Medieval manuscripts are well-suited to the digital world. The fragile nature of the originals has limited access to these rich documentary sources while interest in the use of these manuscripts is increasing. The possibility of providing access through use of a surrogate is an attractive answer to the need to balance preservation and access, but how that surrogate is created and presented is an unresolved issue. Recently there have been several projects dealing with the technical issues surrounding digitization and presentation. Curators, digital specialists, and catalogers have been discussing and testing ways to present medieval manuscripts digitally. Our finalized plans address the problem from the perspective of the end-user: the medievalist.

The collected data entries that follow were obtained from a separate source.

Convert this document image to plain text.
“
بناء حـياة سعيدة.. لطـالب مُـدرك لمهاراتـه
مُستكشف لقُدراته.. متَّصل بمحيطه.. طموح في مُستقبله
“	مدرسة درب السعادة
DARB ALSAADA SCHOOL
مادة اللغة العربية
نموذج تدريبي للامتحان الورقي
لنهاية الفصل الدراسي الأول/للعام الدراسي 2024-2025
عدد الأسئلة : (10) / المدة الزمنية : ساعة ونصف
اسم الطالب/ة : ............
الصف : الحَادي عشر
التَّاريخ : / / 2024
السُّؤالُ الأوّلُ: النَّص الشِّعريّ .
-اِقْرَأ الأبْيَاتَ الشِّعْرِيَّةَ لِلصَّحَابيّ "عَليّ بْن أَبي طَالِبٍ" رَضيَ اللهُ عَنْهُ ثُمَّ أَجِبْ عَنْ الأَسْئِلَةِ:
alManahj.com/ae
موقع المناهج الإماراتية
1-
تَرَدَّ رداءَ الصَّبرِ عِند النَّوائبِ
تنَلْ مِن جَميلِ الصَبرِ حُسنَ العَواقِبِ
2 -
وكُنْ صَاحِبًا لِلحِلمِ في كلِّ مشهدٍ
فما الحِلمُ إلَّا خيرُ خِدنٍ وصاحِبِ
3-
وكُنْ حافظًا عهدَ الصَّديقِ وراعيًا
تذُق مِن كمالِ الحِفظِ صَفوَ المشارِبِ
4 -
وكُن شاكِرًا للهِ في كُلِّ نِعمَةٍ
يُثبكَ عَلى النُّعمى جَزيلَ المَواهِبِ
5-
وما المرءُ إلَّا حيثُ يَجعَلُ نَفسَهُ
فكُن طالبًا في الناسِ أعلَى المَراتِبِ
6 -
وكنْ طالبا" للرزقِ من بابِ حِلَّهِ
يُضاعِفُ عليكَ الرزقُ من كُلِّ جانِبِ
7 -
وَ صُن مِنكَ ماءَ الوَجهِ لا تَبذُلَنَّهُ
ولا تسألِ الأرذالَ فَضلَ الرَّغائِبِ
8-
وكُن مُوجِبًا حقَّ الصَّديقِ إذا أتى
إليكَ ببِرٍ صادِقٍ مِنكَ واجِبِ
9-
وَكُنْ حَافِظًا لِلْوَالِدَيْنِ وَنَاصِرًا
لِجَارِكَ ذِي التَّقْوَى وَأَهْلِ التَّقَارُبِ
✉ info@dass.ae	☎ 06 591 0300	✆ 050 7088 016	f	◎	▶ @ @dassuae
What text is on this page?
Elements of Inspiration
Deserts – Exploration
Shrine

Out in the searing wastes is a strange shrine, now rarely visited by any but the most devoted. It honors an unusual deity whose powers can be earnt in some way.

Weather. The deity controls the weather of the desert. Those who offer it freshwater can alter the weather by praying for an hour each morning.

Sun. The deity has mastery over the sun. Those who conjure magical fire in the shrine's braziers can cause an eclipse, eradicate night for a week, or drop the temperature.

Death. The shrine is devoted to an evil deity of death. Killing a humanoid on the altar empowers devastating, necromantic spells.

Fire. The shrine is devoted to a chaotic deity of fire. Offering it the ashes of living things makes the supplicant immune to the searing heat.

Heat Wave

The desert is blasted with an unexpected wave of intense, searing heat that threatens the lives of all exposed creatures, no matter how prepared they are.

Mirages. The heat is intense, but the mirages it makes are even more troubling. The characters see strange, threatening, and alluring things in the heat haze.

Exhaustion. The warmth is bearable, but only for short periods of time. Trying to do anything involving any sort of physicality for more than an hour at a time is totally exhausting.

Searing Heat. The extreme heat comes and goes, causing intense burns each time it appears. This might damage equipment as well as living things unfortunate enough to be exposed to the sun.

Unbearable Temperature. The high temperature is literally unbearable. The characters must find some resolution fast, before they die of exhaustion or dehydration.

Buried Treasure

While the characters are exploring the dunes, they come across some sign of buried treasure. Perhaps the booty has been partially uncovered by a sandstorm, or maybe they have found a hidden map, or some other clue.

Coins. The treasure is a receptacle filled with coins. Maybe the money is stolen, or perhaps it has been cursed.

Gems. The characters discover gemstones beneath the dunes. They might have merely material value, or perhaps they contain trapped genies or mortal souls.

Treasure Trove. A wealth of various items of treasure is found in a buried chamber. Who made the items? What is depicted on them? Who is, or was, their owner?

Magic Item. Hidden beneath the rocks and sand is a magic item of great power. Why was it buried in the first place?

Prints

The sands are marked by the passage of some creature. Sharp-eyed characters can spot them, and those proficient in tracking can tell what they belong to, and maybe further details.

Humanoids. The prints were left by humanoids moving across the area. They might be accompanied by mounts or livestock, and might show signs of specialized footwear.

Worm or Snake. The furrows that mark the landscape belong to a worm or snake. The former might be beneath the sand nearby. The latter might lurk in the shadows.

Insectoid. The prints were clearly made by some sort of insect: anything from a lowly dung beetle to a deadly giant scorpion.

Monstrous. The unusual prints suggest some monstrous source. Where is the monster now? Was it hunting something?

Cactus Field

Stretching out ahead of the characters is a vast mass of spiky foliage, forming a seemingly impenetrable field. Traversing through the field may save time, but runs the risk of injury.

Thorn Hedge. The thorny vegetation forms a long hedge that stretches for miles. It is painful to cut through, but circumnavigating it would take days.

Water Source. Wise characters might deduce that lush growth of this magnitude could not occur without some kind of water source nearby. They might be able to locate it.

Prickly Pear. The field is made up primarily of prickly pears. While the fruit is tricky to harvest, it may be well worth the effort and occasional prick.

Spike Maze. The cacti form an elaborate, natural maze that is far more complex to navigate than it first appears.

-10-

We are bringing together a group of medievalists and curators of these texts along with individuals specializing in the technical aspects of digitization as well as those working on metadata issues. The scholars and curators will identify the components of an ideal digital surrogate while the technical experts offer suggestions of how to provide this access. The result of this colloquium will be an outline of the components of the ideal product. Based on these discussions, the staff of the Eisenhower Library's Digital Knowledge Center will formalize the design and create a product. While developing the product, we will continue the dialogue with scholars and consult with preservationists to discuss ways to protect the manuscript during digitizing. The initial group of scholars, curators and technical experts will then re-assemble at a follow-up colloquium to test the product, provide direction for improvements or enhancements, and make recommendations for informing future projects.
We have chosen the text of Roman de la Rose which was written in two parts between 1230 and 1275 and was for the next 300 years one of the most widely read works of the French language. The digital surrogate of this text will be created from the copy in the Walters Art Gallery Library. The initial colloquium will include medievalists as well as curators from the Walters Art Gallery and the Pierpont Morgan Library which owns the magnificent copy of Roman de la Rose produced for Francis I. We have invited experts familiar with the technical aspects of creating and manipulating images of manuscripts as well as several who have worked on the metadata issues. A list of the participants is attached.
The initial colloquium will be held Wednesday November 11, 1998 at The Johns Hopkins University. The follow-up meeting to evaluate the product will be held in November 1999. The work on the product will last no more than one year. We realize that once we begin the project we may find it will take longer than one year to complete the entire manuscript. We will adjust the scope of the project so that we have a product to evaluate in one year.